A federal jury awarded more than $2.3 million Thursday afternoon to the family of a Toccoa pastor shot and killed by a sheriff’s deputy.
Jonathan Ayers, 28, was shot Sept. 1, 2009, in the parking lot of a Toccoa convenience store after inadvertently stepping into an undercover drug investigation. Ayers was the minister at Shoal Creek Baptist Church in Lavonia at the time of his death.
In December 2009, a grand jury decided the shooting was justified. Then in March 2010, Ayers’ widow, Abigail Ayers, filed a wrongful death lawsuit alleging excessive use of deadly force, assault, battery and false arrest against Deputy Billy Shane Harrison.

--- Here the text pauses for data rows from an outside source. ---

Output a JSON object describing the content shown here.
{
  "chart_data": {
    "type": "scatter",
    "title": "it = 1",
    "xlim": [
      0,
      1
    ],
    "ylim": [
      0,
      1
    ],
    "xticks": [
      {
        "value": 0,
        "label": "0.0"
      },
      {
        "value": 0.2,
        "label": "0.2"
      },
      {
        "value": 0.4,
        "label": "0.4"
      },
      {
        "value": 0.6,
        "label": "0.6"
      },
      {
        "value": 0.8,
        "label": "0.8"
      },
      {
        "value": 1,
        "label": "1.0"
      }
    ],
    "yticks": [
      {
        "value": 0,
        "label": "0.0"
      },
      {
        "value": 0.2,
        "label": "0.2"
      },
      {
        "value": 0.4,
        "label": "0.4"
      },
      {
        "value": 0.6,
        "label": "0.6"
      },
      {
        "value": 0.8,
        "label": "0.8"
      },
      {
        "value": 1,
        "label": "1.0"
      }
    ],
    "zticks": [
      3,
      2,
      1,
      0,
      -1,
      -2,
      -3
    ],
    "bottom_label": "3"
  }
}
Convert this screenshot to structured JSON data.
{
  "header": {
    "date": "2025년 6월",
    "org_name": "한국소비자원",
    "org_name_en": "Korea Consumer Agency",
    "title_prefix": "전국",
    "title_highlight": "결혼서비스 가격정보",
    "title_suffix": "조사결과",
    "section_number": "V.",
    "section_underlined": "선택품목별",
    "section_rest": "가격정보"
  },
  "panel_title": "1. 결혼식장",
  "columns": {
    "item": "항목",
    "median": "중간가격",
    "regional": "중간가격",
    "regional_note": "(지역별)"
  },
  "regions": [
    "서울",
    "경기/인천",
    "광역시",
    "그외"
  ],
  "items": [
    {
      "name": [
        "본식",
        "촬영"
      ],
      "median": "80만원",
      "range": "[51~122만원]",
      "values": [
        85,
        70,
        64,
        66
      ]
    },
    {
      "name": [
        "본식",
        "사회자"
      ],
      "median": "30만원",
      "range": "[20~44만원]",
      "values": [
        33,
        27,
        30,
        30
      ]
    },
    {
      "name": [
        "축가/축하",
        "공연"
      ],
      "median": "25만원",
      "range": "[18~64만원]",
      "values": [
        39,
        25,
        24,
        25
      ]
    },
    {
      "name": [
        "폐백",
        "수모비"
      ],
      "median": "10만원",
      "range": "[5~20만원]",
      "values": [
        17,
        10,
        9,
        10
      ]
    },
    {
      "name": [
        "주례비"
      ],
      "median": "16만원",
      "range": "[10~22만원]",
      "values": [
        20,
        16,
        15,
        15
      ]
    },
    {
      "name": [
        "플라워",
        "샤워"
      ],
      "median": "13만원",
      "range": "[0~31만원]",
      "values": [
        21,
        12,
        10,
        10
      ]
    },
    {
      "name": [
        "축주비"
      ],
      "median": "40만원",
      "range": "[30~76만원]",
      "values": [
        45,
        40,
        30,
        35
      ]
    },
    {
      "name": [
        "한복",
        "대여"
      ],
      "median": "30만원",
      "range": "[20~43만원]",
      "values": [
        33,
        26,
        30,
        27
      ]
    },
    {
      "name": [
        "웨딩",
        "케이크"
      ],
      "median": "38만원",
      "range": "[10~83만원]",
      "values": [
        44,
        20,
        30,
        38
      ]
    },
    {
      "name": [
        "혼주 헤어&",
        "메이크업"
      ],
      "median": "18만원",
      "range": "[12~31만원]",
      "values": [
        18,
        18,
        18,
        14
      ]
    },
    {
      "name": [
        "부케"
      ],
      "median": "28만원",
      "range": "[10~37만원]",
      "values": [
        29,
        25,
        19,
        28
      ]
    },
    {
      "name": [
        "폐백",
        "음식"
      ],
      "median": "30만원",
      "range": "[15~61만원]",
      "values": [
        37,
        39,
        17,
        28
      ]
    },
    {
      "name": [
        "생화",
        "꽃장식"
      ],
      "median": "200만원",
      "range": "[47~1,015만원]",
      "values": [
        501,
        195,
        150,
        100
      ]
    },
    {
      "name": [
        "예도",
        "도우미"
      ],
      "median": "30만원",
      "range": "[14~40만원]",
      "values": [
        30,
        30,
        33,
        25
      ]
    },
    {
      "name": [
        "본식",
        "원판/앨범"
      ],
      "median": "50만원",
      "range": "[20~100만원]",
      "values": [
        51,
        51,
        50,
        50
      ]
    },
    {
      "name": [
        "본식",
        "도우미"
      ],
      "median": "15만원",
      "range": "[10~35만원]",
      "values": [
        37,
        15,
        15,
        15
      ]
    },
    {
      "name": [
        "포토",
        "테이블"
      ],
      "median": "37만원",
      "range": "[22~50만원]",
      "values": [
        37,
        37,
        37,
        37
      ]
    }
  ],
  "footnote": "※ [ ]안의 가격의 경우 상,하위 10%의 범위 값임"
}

In causing Jonathan Ayers’ death, the defendant Harrison “intentionally committed acts that violated Jonathan Ayers’ constitutional right not to be subjected to excessive or unreasonable force by a law enforcement officer,” the jury ruled in its verdict, obtained by The Atlanta Journal-Constitution.
The jury awarded a total amount of $2,305,352, federal court documents show.
“It was an egregious case,” attorney Michael Sullivan told The AJC. “This young man had done nothing wrong and was shot and killed by officers dressed like thugs that appeared to him were trying to carjack him.”
Harrison’s attorney declined to speak about the verdict when contacted by The AJC.